O segundo policial deixou o saguão e foi rumo à cozinha. Encontrou o corpo do guarda noturno do mesmo jeito que havia deixado. Sem nenhum tipo de remorso, foi até a geladeira e a abriu. Nada! Não havia nada a não ser água, um pote de manteiga e um saco de açúcar fechado com um pretendo de roupa. Aquilo o deixou com raiva. Bateu a porta da geladeira com força o suficiente para derrubar um pinguim que estava em cima dela. O pinguim havia tombado para o lado e o policial percebeu que atrás dele havia uns fios estranhos. Pegou o pinguim na mão e quando tentou puxá-lo para perto, não conseguiu. Ele estava preso na parede. Que merda é essa? Subiu em uma das cadeiras e analisou o objeto mais de perto. Viu que em um dos olhos do pinguim, havia uma microcâmera. Merda!
- Vamos logo, acabei de fazer o download das imagens… - Disse o outro policial que estava copiando as imagens do computador no saguão quando entrou na cozinha e viu seu parceiro em cima de uma cadeira e segurando um pinguim de geladeira na mão. - Que merda você está fazendo?
- Essa porra aqui é uma câmera! Deve ter filmado a gente o tempo inteiro!
Incrédulo, o primeiro policial foi até perto dele para analisar o objeto melhor.

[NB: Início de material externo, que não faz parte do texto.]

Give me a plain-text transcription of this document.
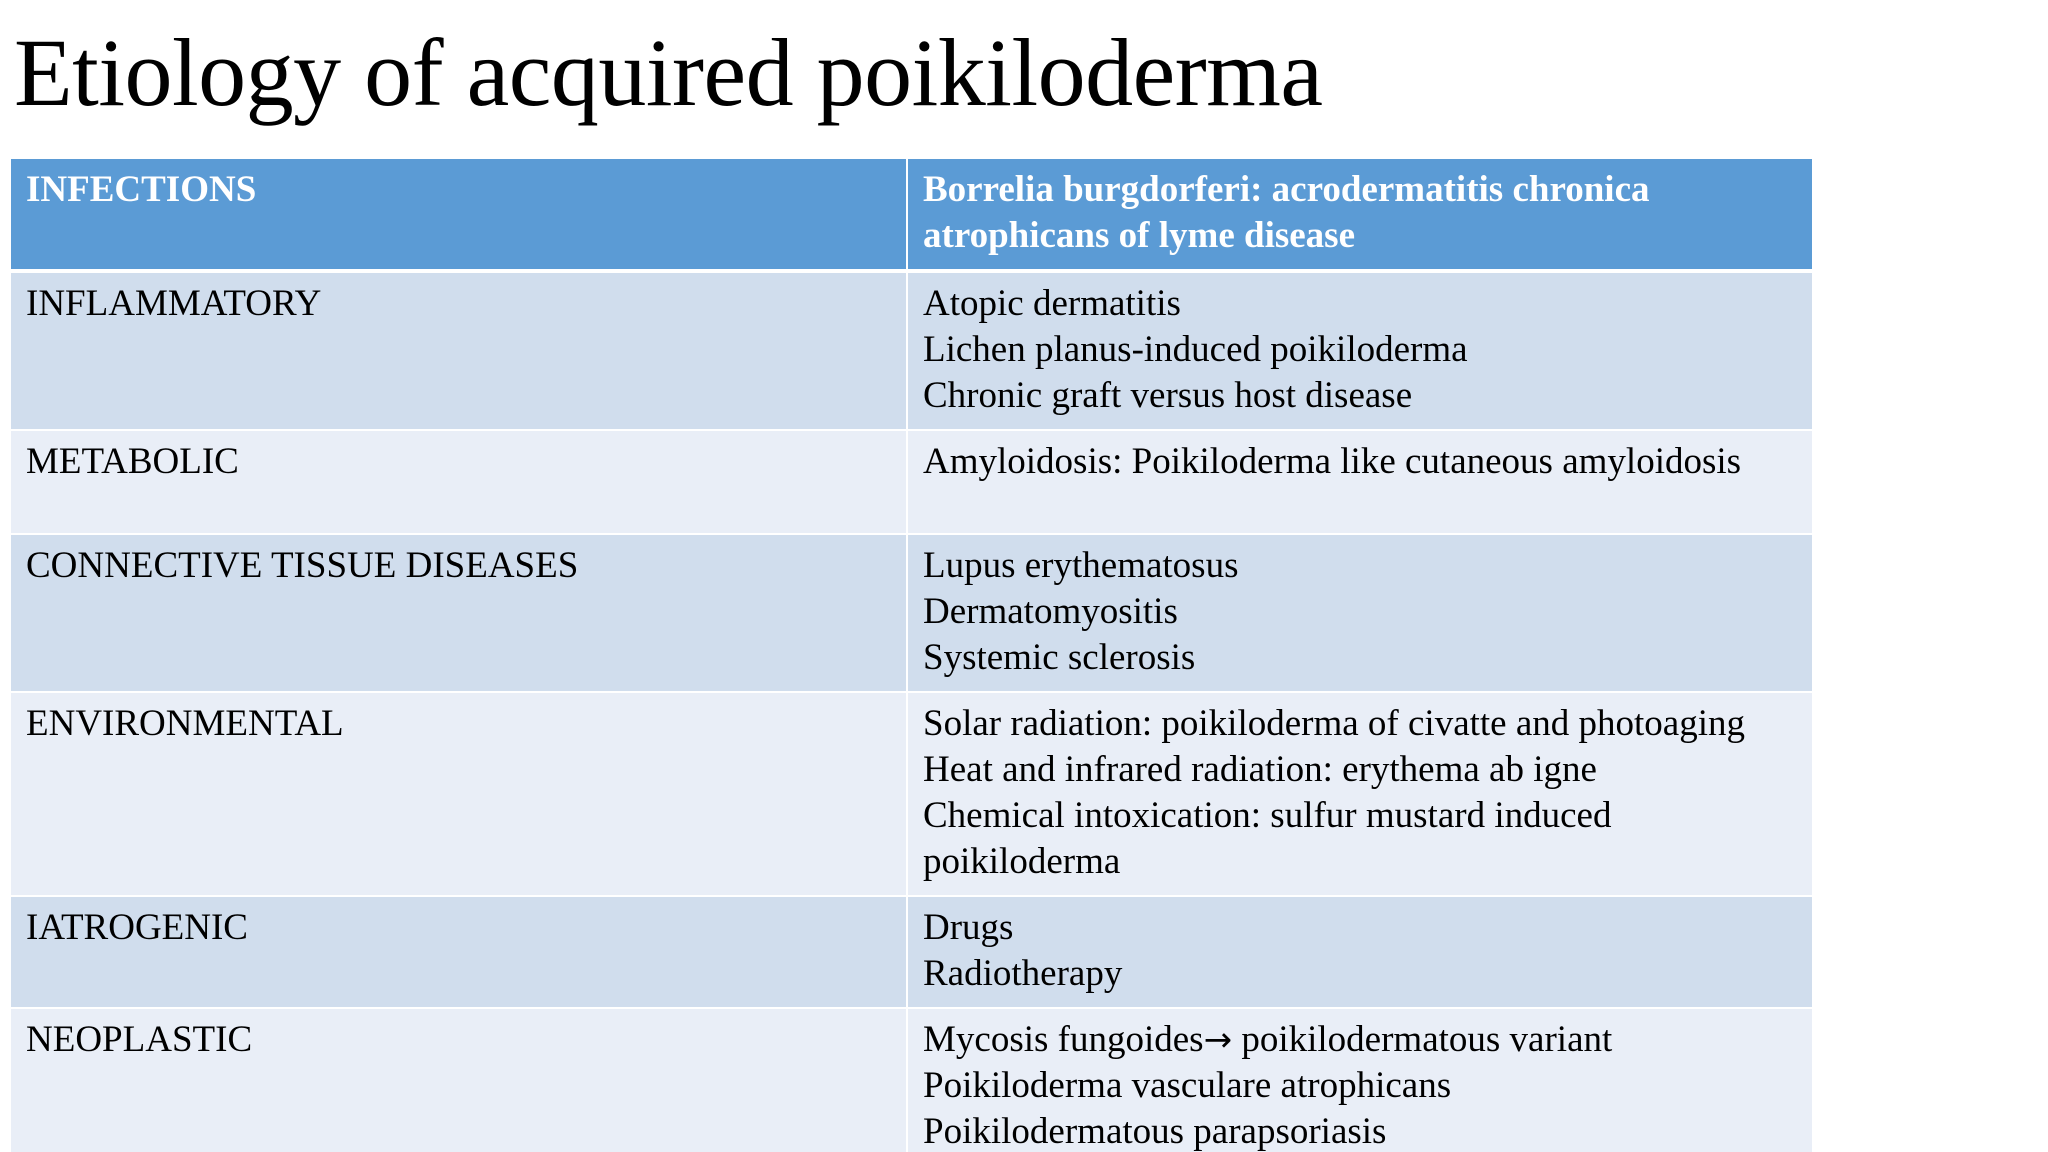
Etiology of acquired poikiloderma
INFECTIONS	Borrelia burgdorferi: acrodermatitis chronica atrophicans of lyme disease

INFLAMMATORY	Atopic dermatitis
Lichen planus-induced poikiloderma
Chronic graft versus host disease

METABOLIC	Amyloidosis: Poikiloderma like cutaneous amyloidosis

CONNECTIVE TISSUE DISEASES	Lupus erythematosus
Dermatomyositis
Systemic sclerosis

ENVIRONMENTAL	Solar radiation: poikiloderma of civatte and photoaging
Heat and infrared radiation: erythema ab igne
Chemical intoxication: sulfur mustard induced poikiloderma

IATROGENIC	Drugs
Radiotherapy

NEOPLASTIC	Mycosis fungoides→ poikilodermatous variant
Poikiloderma vasculare atrophicans
Poikilodermatous parapsoriasis
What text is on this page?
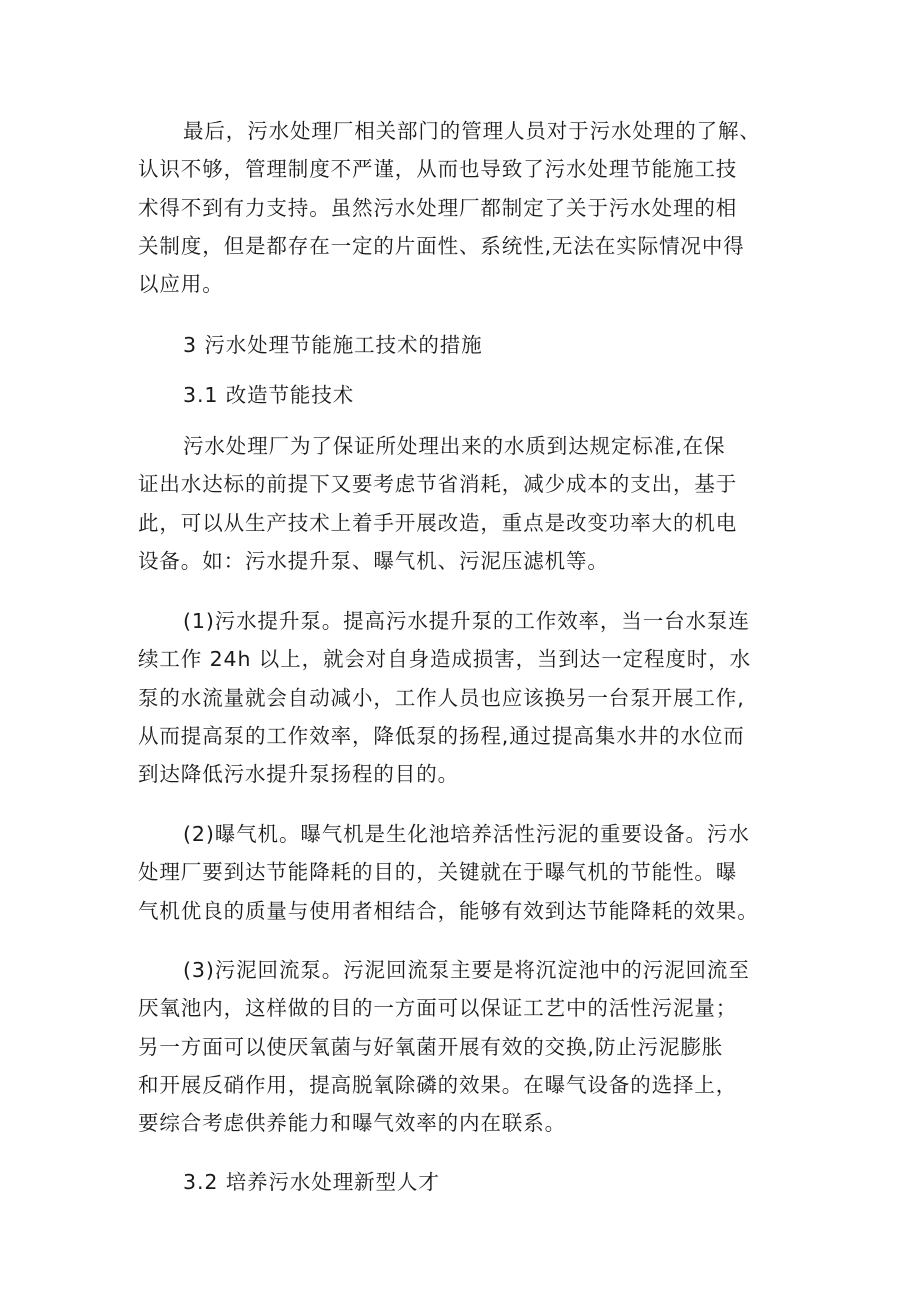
最后，污水处理厂相关部门的管理人员对于污水处理的了解、
认识不够，管理制度不严谨，从而也导致了污水处理节能施工技
术得不到有力支持。虽然污水处理厂都制定了关于污水处理的相
关制度，但是都存在一定的片面性、系统性,无法在实际情况中得
以应用。
3 污水处理节能施工技术的措施
3.1 改造节能技术
污水处理厂为了保证所处理出来的水质到达规定标准,在保
证出水达标的前提下又要考虑节省消耗，减少成本的支出，基于
此，可以从生产技术上着手开展改造，重点是改变功率大的机电
设备。如：污水提升泵、曝气机、污泥压滤机等。
(1)污水提升泵。提高污水提升泵的工作效率，当一台水泵连
续工作 24h 以上，就会对自身造成损害，当到达一定程度时，水
泵的水流量就会自动减小，工作人员也应该换另一台泵开展工作,
从而提高泵的工作效率，降低泵的扬程,通过提高集水井的水位而
到达降低污水提升泵扬程的目的。
(2)曝气机。曝气机是生化池培养活性污泥的重要设备。污水
处理厂要到达节能降耗的目的，关键就在于曝气机的节能性。曝
气机优良的质量与使用者相结合，能够有效到达节能降耗的效果。
(3)污泥回流泵。污泥回流泵主要是将沉淀池中的污泥回流至
厌氧池内，这样做的目的一方面可以保证工艺中的活性污泥量；
另一方面可以使厌氧菌与好氧菌开展有效的交换,防止污泥膨胀
和开展反硝作用，提高脱氧除磷的效果。在曝气设备的选择上，
要综合考虑供养能力和曝气效率的内在联系。
3.2 培养污水处理新型人才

- Filhos da puta! É uma câmera mesmo! Está ligada em algum lugar.
- Está conectada a esses fios aí na parede.
- Me dá essa merda aqui! - Deu um puxão no pinguim o desconectando dos cabos. - Vamos levar isso aqui para saber se gravou alguma coisa. Vamos sair logo daqui.
Enquanto caminhavam rumo a porta da agência, que deixaram aberta, um dos policiais parou.
- Deixei impressões digitais minhas na merda da porta da geladeira.
- Então vai lá limpar, porra!
Enquanto esperava pelo parceiro, o policial percebeu que uma pequena luz atrás da porta de vidro que dava acesso a área cheia de cadeiras, havia sido acessa. Tem alguém aqui! Pegou na arma, deixou o pinguim na mesa do saguão e foi até a cozinha chamar pelo outro policial. Assim que o encontrou, contou sobre o que tinha visto e foi em direção ao sinal de luz que chamara a sua atenção. Passaram pelas escadas rolantes desligadas e foram rumo à porta de vidro. Passaram pelas cadeiras vazias e viram um feixe de luz saindo debaixo de uma porta. Assim que a abriram, viram uma escada que descia. A luz estava vindo lá de baixo. Desceram, ambos com as armas em punhos. Chegaram até uma área de serviço e viram uma espécie de alçapão aberto.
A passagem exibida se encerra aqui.